There are some limitations in this study. First it is a relatively small number of older patients in our analysis, so we did not investigate UPPP's effects regarding risk of cerebrovascular disease in the elderly. Second, the insurance reimbursement claims data lack detailed information that might help to demarcate OSA severity, as they have no data on biomedical measures, risk scores, lifestyle factors such as smoking or drinking alcohol, or clinical examination results such as prior abnormal cerebrovascular symptoms, blood pressure, respiratory disturbance index, apnea–hypopnea index, and biochemical or image study reports. Third, although polysomnography is the gold standard for OSA diagnosis and covered under National Health Insurance, patients may choose to use selfpay clinics for this service, and this could result in underestimation of this intervention for the study population. Fourth, some extra-paid (not covered by Taiwan's National Health Insurance) OSA treatments are not documented in the National Health Insurance Research Database. These include continuous positive airway pressure ventilator support, maxillo-mandibular advancement, and palatal implants. Patients who did not receive UPPP may have benefited from continuous positive airway pressure treatment or other selfpay interventions or remained untreated. We believe that the comparison cohort may have had a higher proportion of extra-paid OSA treatments than patients with UPPP, and this phenomenon may result in underestimation of the beneficial effects of UPPP in this study. Finally, the classification of subtypes of cerebrovascular disease in the emergency departments of Taiwan's medical system in Taiwan was limited because the proportion of other subtypes of cerebrovascular disease was higher than in other countries.[27]

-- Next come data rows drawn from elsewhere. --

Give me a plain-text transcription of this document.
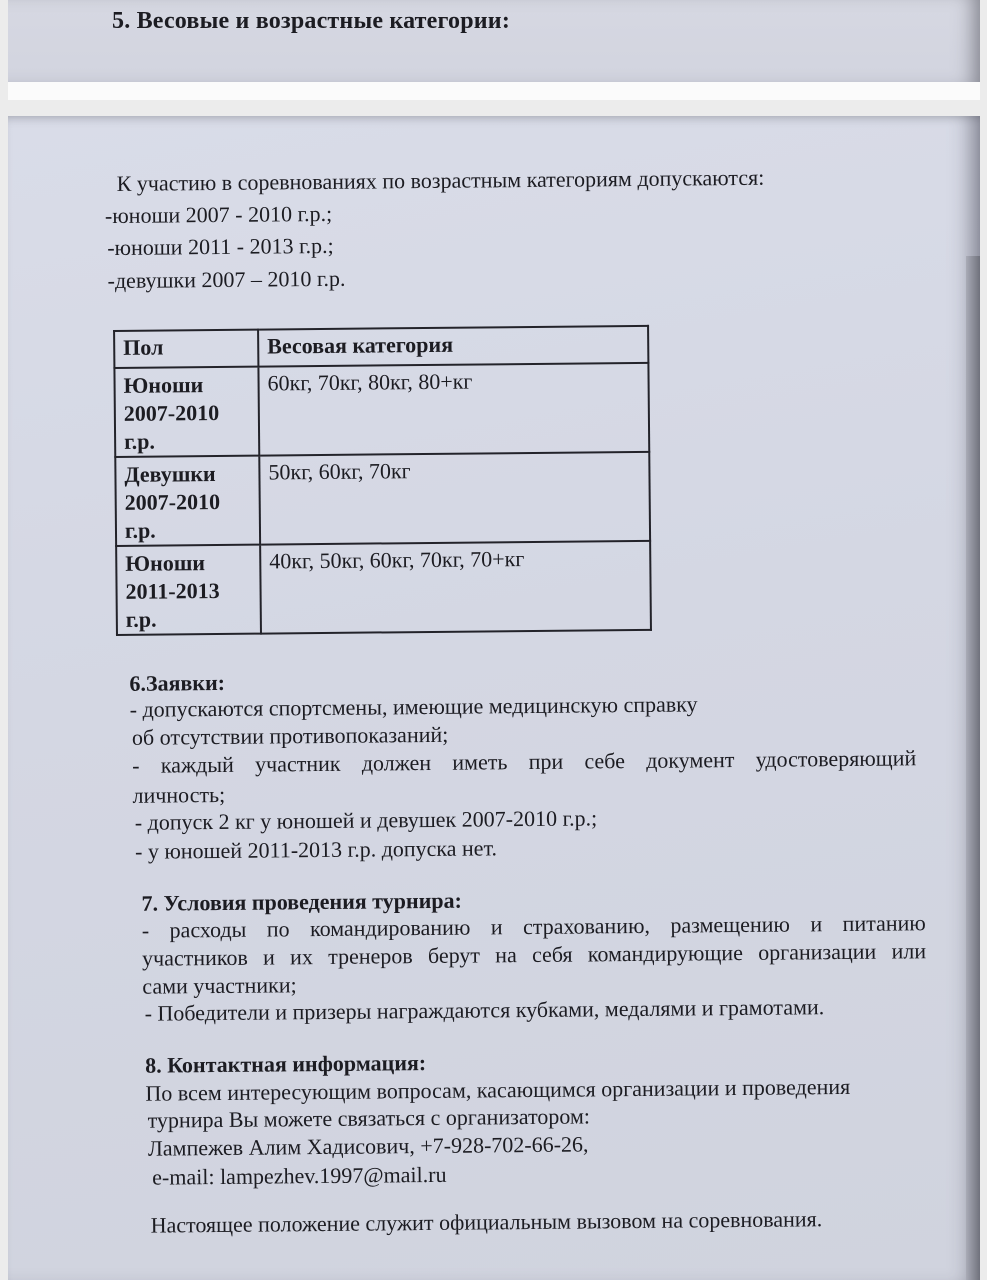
5. Весовые и возрастные категории:
К участию в соревнованиях по возрастным категориям допускаются:
-юноши 2007 - 2010 г.р.;
-юноши 2011 - 2013 г.р.;
-девушки 2007 – 2010 г.р.
Пол	Весовая категория

Юноши
2007-2010
г.р.	60кг, 70кг, 80кг, 80+кг

Девушки
2007-2010
г.р.	50кг, 60кг, 70кг

Юноши
2011-2013
г.р.	40кг, 50кг, 60кг, 70кг, 70+кг
6.Заявки:
- допускаются спортсмены, имеющие медицинскую справку
об отсутствии противопоказаний;
- каждый участник должен иметь при себе документ удостоверяющий
личность;
- допуск 2 кг у юношей и девушек 2007-2010 г.р.;
- у юношей 2011-2013 г.р. допуска нет.
7. Условия проведения турнира:
- расходы по командированию и страхованию, размещению и питанию
участников и их тренеров берут на себя командирующие организации или
сами участники;
- Победители и призеры награждаются кубками, медалями и грамотами.
8. Контактная информация:
По всем интересующим вопросам, касающимся организации и проведения
турнира Вы можете связаться с организатором:
Лампежев Алим Хадисович, +7-928-702-66-26,
e-mail: lampezhev.1997@mail.ru
Настоящее положение служит официальным вызовом на соревнования.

Our nationwide retrospective cohort study found that OSA patients who received UPPP had a significant reduction of 1-year risk of cerebrovascular disease. This implies that surgical intervention for OSA treatment may reduce the likelihood of future cerebrovascular events and subsequent disabilities or mortality. Clinical physicians could have more evidence to persuade patients to receive surgical intervention, especially those who have severe OSA symptoms or do not acquire adequate symptom relief under conservative treatments. However, further investigations are warranted to evaluate the treatment efficacy of other surgical procedures on OSA complications such as reduction of cerebrovascular disease, as well as on cardiovascular, metabolic, respiratory, or psychosocial complications.